Bone nous y distribua le programme du stage. En ligne de mire, écrit en énormes lettres rouges soulignées, le premier match du nouveau championnat. À domicile, contre le RCTR. Pour ceux qui ne savaient pas, le RCTR, c’était la grosse équipe de la poule… le RCTR venait la saison dernière de manquer de très peu la montée en deuxième division.

— Un club quasi semi-professionnel ! s’exclama un président Gérard admiratif… Et c’est pas toi, Jacky, qui vas me contredire, hein ?

— Putain, con !

— Et puis, attention, avait insisté Bone, en troisième division, y’a une règle essentielle… primordiale… incontournable… il est interdit de perdre à la maison !

On n’osa rien dire, mais cela devait sûrement être la première fois en dix ans, qu’on nous interdisait quelque chose, dans ce club !…

— Enfin, d’ici là, avait-il prévenu, on a du pain sur la planche !…

— Il va sans dire, conseilla le président Gérard, que le maintien est ce que j’attends de vous en priorité, même si à moyen terme je vise bien sûr la montée en seconde division… attention, si celle-ci arrivait dès cette année, et j’y crois, on ne va pas cracher dessus, hein Jacky ?

— Putain, de sûr, oh, con !

En attendant la seconde division, à la sortie des vestiaires, il y avait un photographe ! Nous, on pensait que c’était pour la nouvelle photo de l’équipe, mais non, le photographe, c’était seulement pour les nouveaux. D’ailleurs, le lendemain, la photo était à la "une" du journal. En vingt ans de club, cela n’était jamais arrivé. C’est que des nouveaux, c’est toujours une attraction, même pour nous. Tu penses ! c’est qu’on attendait de les voir à l’œuvre. Il y en avait trois costauds, et trois apparemment très rapides. Pour être honnête, je ne me souviens plus de leur nom, aussi je les surnommerai N 3, N 4, N 7, N 9, N 10 et N 15. "N" pour nouveau, et le numéro pour le poste qu’ils devaient occuper.

Le matin, on faisait de très longs footings.

À midi, on allait aux séances d’essayage pour les nouveaux équipements et les costumes.

L’après-midi, les entraînements débutaient dans les vestiaires, par une séance de tableau noir. Matrices, temps réel de jeu, attaque à plat, attaque en profondeur, combinaisons, points de fixation selon les zones définies, premier temps de jeu, replacement et second temps. Puis on allait appliquer ces jolies théories en pleine chaleur. Nous, on lui avait suggéré de s’entraîner le soir, à la fraîche, mais il avait bondi :

— Les matches, c’est pas le soir qu’on les joue, c’est l’après-midi !… Cela peut vous paraître comme un détail, mais c’est en additionnant les détails qu’on devient un grand club !…

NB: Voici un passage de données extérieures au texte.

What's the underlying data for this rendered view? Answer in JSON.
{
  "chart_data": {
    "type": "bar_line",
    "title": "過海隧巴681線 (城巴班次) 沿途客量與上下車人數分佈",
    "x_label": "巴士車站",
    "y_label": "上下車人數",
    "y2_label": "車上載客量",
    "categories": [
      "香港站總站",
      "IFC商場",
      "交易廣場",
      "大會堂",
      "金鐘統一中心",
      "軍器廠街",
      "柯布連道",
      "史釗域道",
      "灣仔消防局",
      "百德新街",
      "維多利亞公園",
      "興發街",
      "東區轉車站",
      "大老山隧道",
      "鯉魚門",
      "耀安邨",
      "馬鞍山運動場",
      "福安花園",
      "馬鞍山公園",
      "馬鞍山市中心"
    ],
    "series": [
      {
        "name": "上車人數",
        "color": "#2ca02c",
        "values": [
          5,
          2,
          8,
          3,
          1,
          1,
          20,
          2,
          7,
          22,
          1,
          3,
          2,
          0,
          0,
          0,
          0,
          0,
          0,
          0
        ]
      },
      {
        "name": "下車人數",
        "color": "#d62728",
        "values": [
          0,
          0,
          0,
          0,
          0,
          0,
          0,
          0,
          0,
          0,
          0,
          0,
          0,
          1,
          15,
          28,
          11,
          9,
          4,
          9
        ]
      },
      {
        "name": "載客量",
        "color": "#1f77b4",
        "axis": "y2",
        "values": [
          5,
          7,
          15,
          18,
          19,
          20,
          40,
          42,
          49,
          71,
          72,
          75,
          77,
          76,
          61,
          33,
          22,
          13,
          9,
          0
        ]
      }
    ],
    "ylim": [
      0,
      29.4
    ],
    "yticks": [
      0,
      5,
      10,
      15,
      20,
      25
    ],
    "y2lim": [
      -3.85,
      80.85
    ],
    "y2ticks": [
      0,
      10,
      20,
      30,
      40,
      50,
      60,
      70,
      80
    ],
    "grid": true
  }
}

Le soir, on se couchait tôt !

Robert et Nini avaient pris la nouvelle division très au sérieux. Avec le nouveau budget, Robert avait acheté un nouveau seau, des nouvelles éponges et même un manuel de premiers secours. Nini, elle, avait ramené de chez elle quelques éléments de décoration, ainsi qu’un manuel de diététique. C’est que Bone avait invité un diététicien, lequel nous avait donné une petite leçon sur les erreurs qu’il ne fallait pas commettre pour rester en forme. Et quand il expliqua à Gros Louis que la viande rouge, c’était ce qu’il y avait de pire pour les muscles et qu’à trop en consommer on risquait le claquage à répétition, je crois bien qu’il avait cru à la fin du monde. Parce que Gros Louis avait peut-être l’aspect d’une grosse vache, mais celui qui allait ne lui faire bouffer que de l’herbe sans vinaigrette et des pâtes sans sauce à tous les repas n’était pas né. Même en troisième division. Même pour l’honneur.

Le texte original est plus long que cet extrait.